Due studenti universitari denunciati, in casa anche 7 piante di canapa

PESCARA. In casa avevano un trenino su cui provare in scala, con il pantografo, le creazioni colorate che andavano a fare sui vagoni veri. Si sono beccati due denunce, per imbrattamento dei vagoni ferroviari e coltivazione e detenzione di piante di marijuana i due studenti universitari che ora rischiano di dover pagare migliaia di euro di risarcimento, alle Ferrovie, per cancellare dai vagoni imbrattati tutti i loro enormi disegni.

I due studenti foggiani poco più che ventenni sono vittime della loro stessa vanità: dopo i raid nelle varie stazioni del Gargano, da dove era partita la denuncia dei danneggiamenti, mettevano le foto dei vagoni imbrattati in rete ed è lì, su Internet che gli specialisti della polizia postale diretti da Pasquale Sorgonà li hanno identificati, andandoli a scovare dietro il nickname AMD7V riprodotto su molti dei loro graffiti.
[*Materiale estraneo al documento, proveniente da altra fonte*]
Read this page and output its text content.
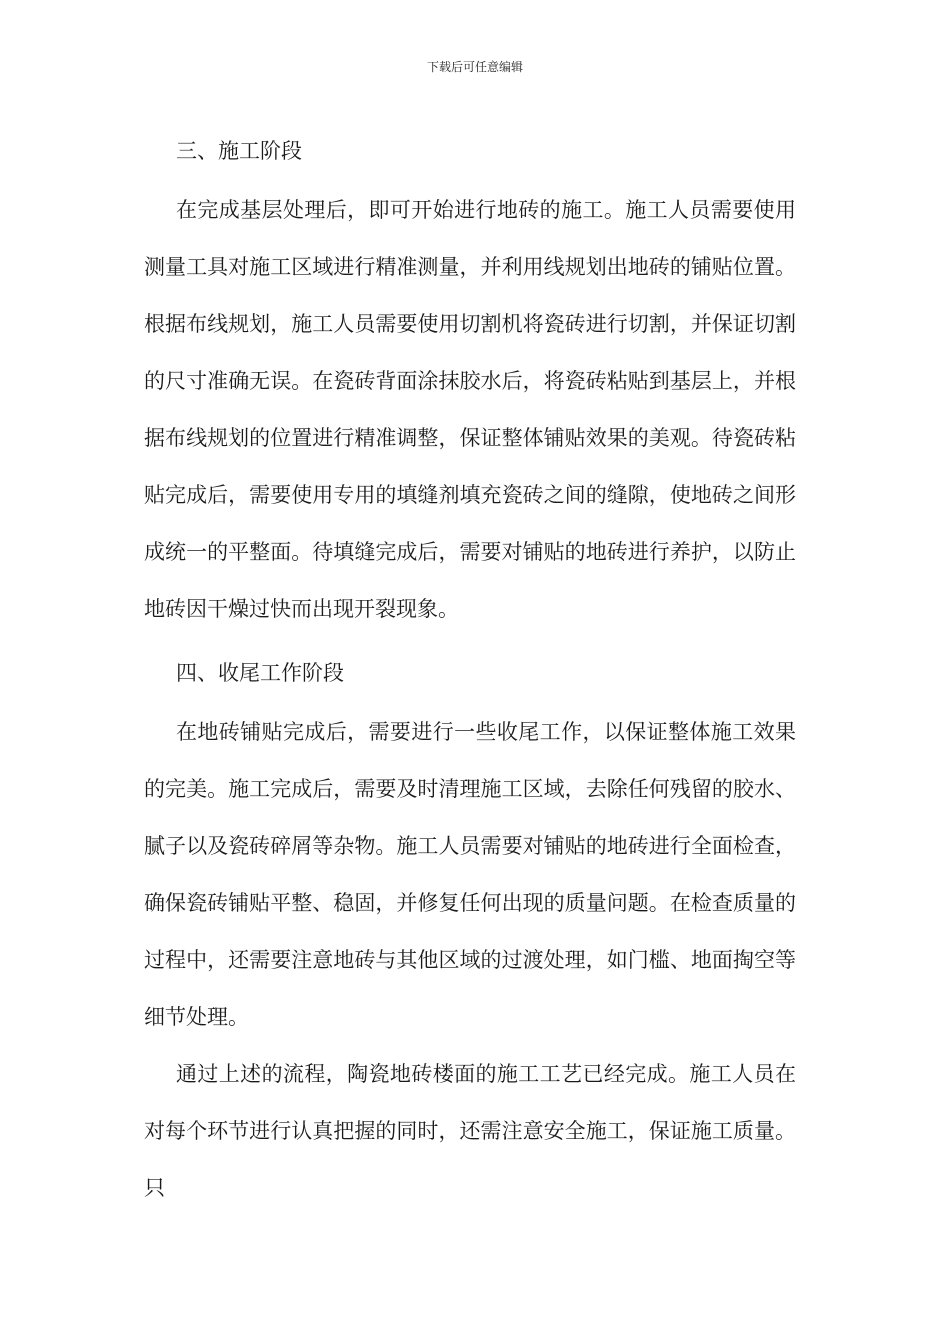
下载后可任意编辑

三、施工阶段

在完成基层处理后，即可开始进行地砖的施工。施工人员需要使用测量工具对施工区域进行精准测量，并利用线规划出地砖的铺贴位置。根据布线规划，施工人员需要使用切割机将瓷砖进行切割，并保证切割的尺寸准确无误。在瓷砖背面涂抹胶水后，将瓷砖粘贴到基层上，并根据布线规划的位置进行精准调整，保证整体铺贴效果的美观。待瓷砖粘贴完成后，需要使用专用的填缝剂填充瓷砖之间的缝隙，使地砖之间形成统一的平整面。待填缝完成后，需要对铺贴的地砖进行养护，以防止地砖因干燥过快而出现开裂现象。

四、收尾工作阶段

在地砖铺贴完成后，需要进行一些收尾工作，以保证整体施工效果的完美。施工完成后，需要及时清理施工区域，去除任何残留的胶水、腻子以及瓷砖碎屑等杂物。施工人员需要对铺贴的地砖进行全面检查，确保瓷砖铺贴平整、稳固，并修复任何出现的质量问题。在检查质量的过程中，还需要注意地砖与其他区域的过渡处理，如门槛、地面掏空等细节处理。

通过上述的流程，陶瓷地砖楼面的施工工艺已经完成。施工人员在对每个环节进行认真把握的同时，还需注意安全施工，保证施工质量。只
Ne è seguita una perquisizione, nelle case di Foggia e in quella di Pescara dove i due ragazzi fuorisede frequentano l'università. È proprio qui che gli investigatori hanno trovato, oltre a 47 foto dei vagoni imbrattati, anche sette piante di canapa indiana. Piante coltivate all'interno di un armadio, trasformato in una piccola serra con tanto di lampada, e seguendo un libretto di istruzioni. Tutto materiale sequestrato, insieme a un bilancino di precisione e al giubbotto delle Ferrovie con cui presumibilmente si muovevano all'interno delle stazioni per non dare nell'occhio. (s.d.l.)